Herman Miller’s business model complicated this endeavor; their value proposition is founded on a high level of customer service and reduced costs derived from lean manufacturing principles. Herman Miller’s logistics coordinators operated within the Customer Care department to ensure that customer requests - rapid order modification, exact times and days of delivery, maximum trailer quotas, and physical loading requirements – were met. Just-in-time manufacturing with no safety net of inventory also drastically constrained shipping timelines. These factors hampered logistics coordinators’ ability to efficiently coordinate trailer loads, directly decreasing profitability, as the firm offered free domestic shipping. Coordinators relied on tribal knowledge and timeconsuming manual processes to meet customer demands.
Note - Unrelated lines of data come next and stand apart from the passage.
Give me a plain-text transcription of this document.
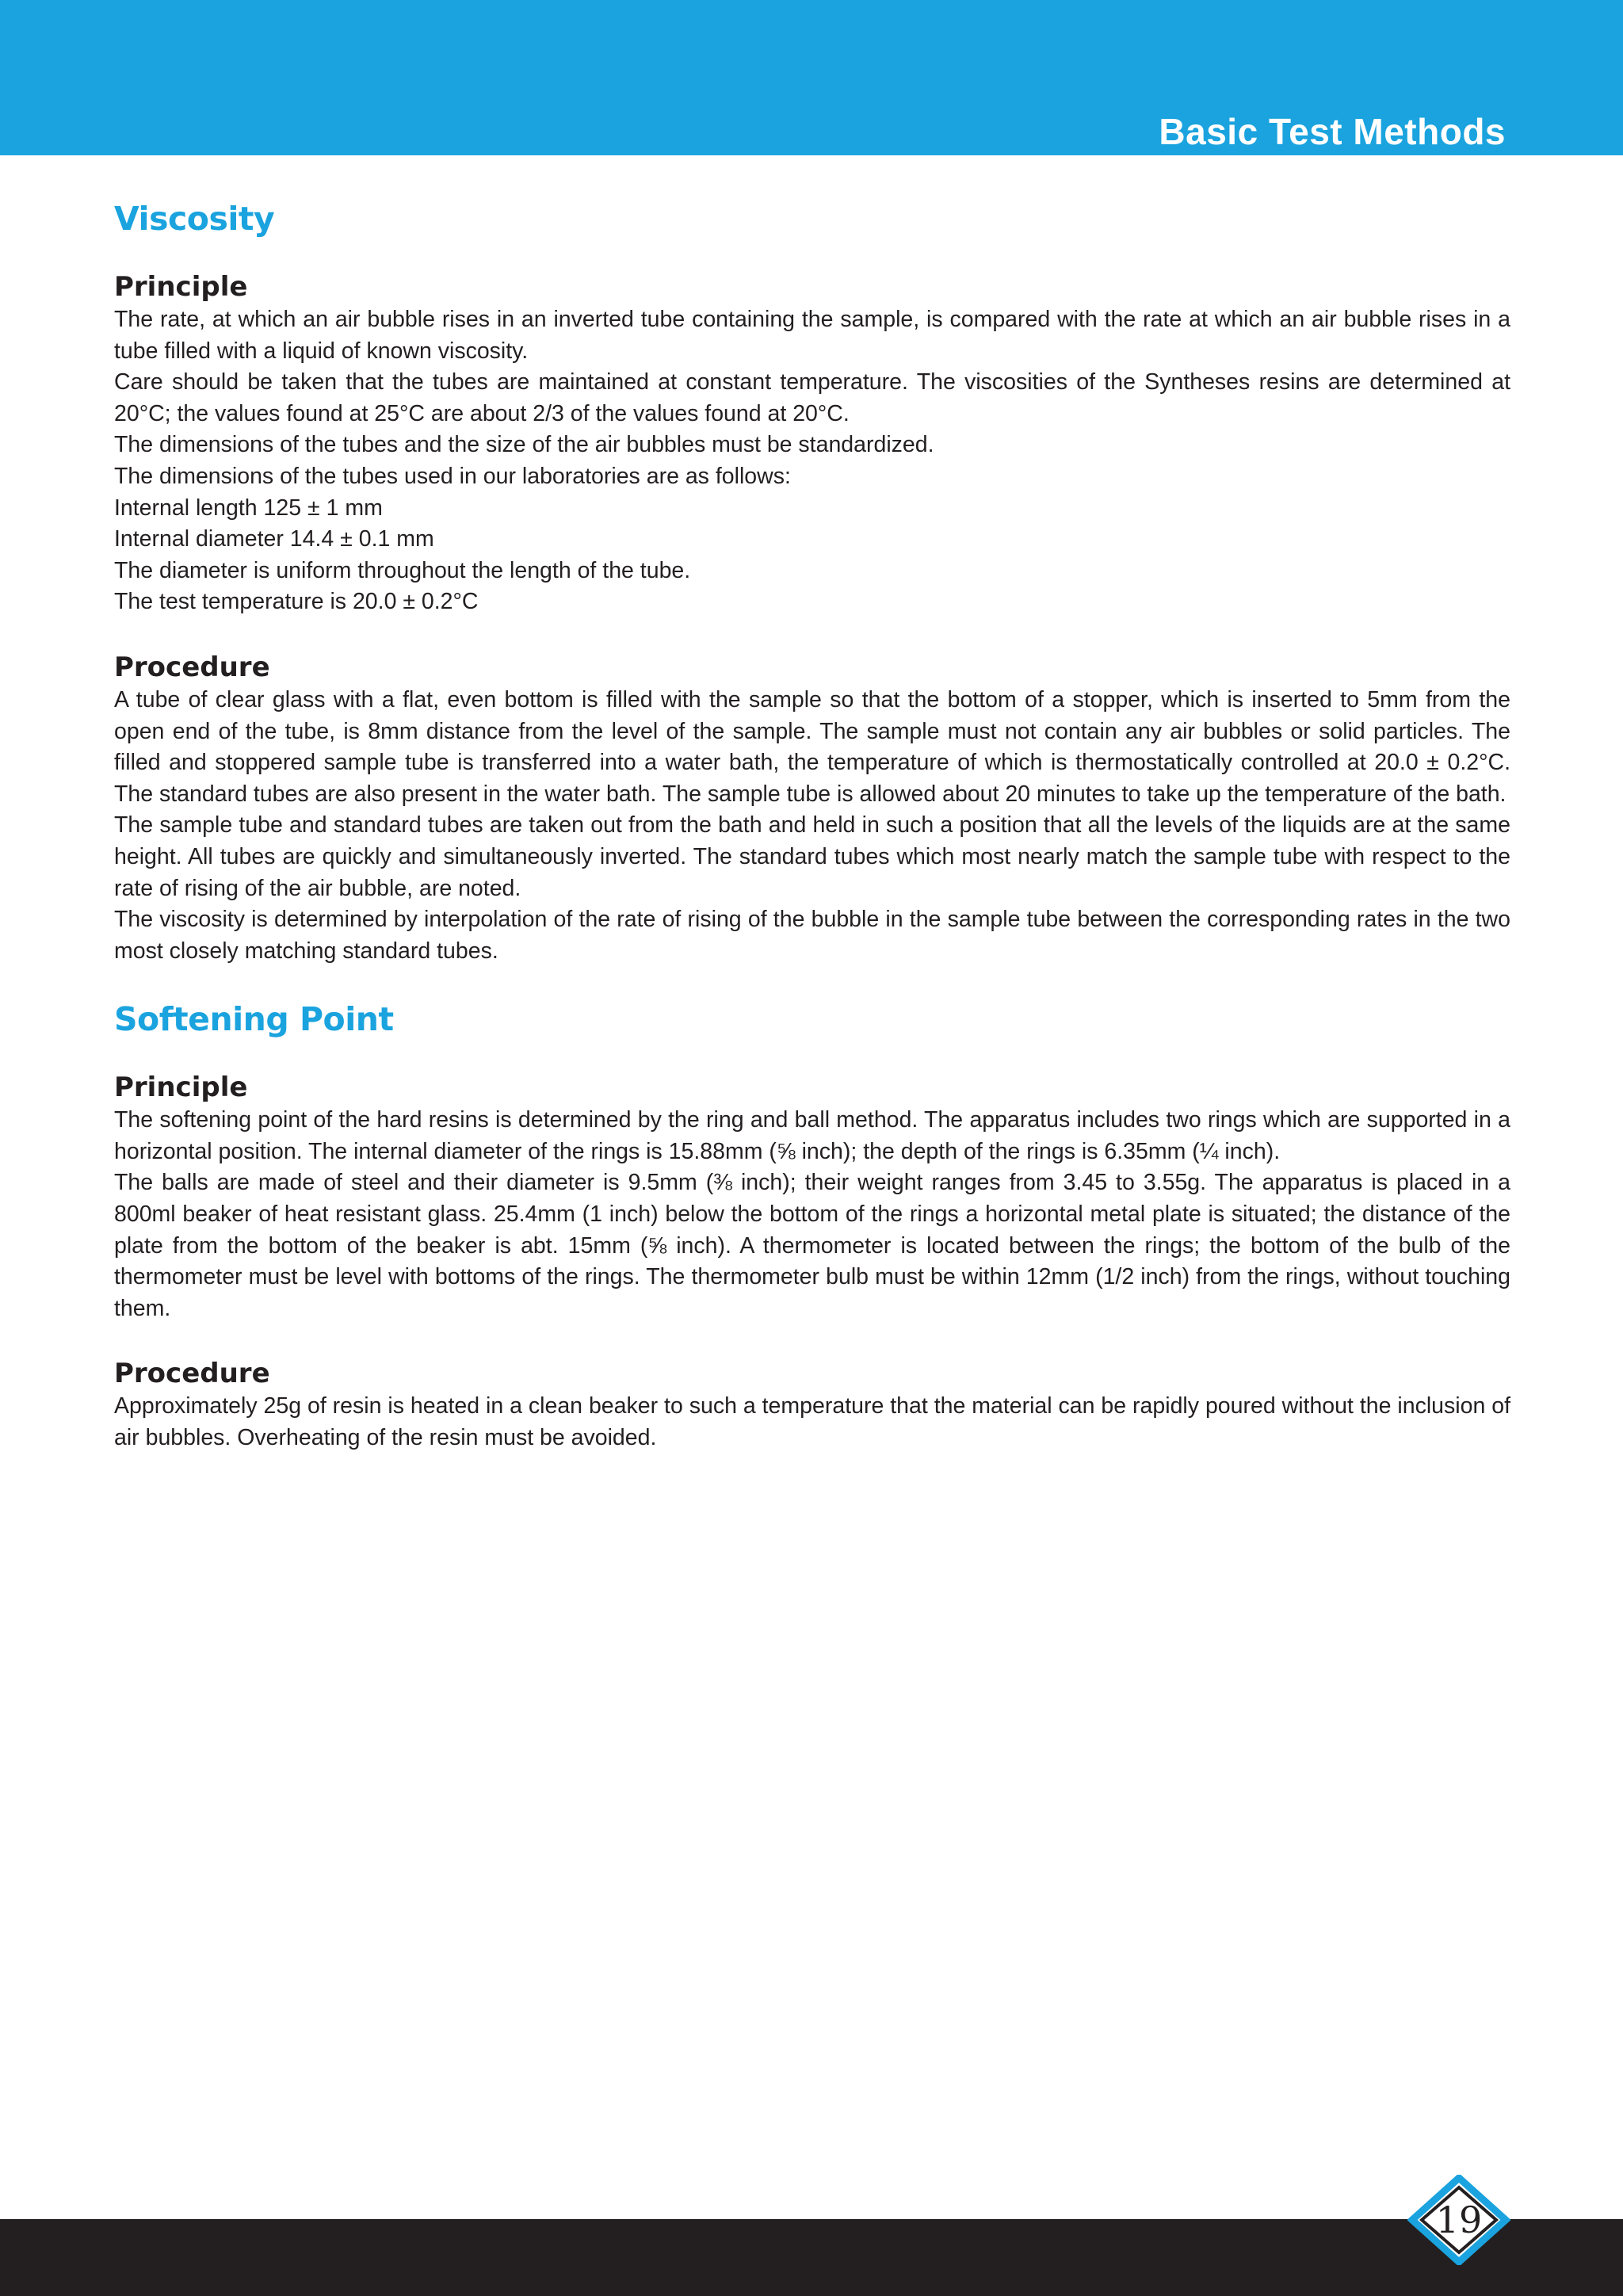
Basic Test Methods
Viscosity
Principle

The rate, at which an air bubble rises in an inverted tube containing the sample, is compared with the rate at which an air bubble rises in a tube filled with a liquid of known viscosity.

Care should be taken that the tubes are maintained at constant temperature. The viscosities of the Syntheses resins are determined at 20°C; the values found at 25°C are about 2/3 of the values found at 20°C.

The dimensions of the tubes and the size of the air bubbles must be standardized.

The dimensions of the tubes used in our laboratories are as follows:

Internal length 125 ± 1 mm

Internal diameter 14.4 ± 0.1 mm

The diameter is uniform throughout the length of the tube.

The test temperature is 20.0 ± 0.2°C

Procedure

A tube of clear glass with a flat, even bottom is filled with the sample so that the bottom of a stopper, which is inserted to 5mm from the open end of the tube, is 8mm distance from the level of the sample. The sample must not contain any air bubbles or solid particles. The filled and stoppered sample tube is transferred into a water bath, the temperature of which is thermostatically controlled at 20.0 ± 0.2°C. The standard tubes are also present in the water bath. The sample tube is allowed about 20 minutes to take up the temperature of the bath.

The sample tube and standard tubes are taken out from the bath and held in such a position that all the levels of the liquids are at the same height. All tubes are quickly and simultaneously inverted. The standard tubes which most nearly match the sample tube with respect to the rate of rising of the air bubble, are noted.

The viscosity is determined by interpolation of the rate of rising of the bubble in the sample tube between the corresponding rates in the two most closely matching standard tubes.

Softening Point
Principle

The softening point of the hard resins is determined by the ring and ball method. The apparatus includes two rings which are supported in a horizontal position. The internal diameter of the rings is 15.88mm (⅝ inch); the depth of the rings is 6.35mm (¼ inch).

The balls are made of steel and their diameter is 9.5mm (⅜ inch); their weight ranges from 3.45 to 3.55g. The apparatus is placed in a 800ml beaker of heat resistant glass. 25.4mm (1 inch) below the bottom of the rings a horizontal metal plate is situated; the distance of the plate from the bottom of the beaker is abt. 15mm (⅝ inch). A thermometer is located between the rings; the bottom of the bulb of the thermometer must be level with bottoms of the rings. The thermometer bulb must be within 12mm (1/2 inch) from the rings, without touching them.

Procedure

Approximately 25g of resin is heated in a clean beaker to such a temperature that the material can be rapidly poured without the inclusion of air bubbles. Overheating of the resin must be avoided.

19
The Tauber team analyzed shipping patterns and identified frequently visited warehouses as prime targets for improving shipping efficiency. These customers which used these warehouses had relatively smooth demand profiles, predictable delivery preferences and an ability to unload densely packed trailers. Further analysis determined that the presence of such “high-traffic warehouses” could enable efficiency improvements for deliveries to nearby customers as well. The Tauber team programmed an automated tool to codify and improve upon coordinators’ best practices and increase shipment efficiency to these clusters. The team also implemented several communication flow improvements, data quality control procedures, and statistical risk quantification and management processes to support these operational improvements.

The team successfully began implementing these tools and operational improvements. Herman Miller’s expected annual savings are $1.6M (4% of total shipping costs) with a 90% reduction in service level related risk and a 484 US tons (3.4%) reduction in CO2 emissions.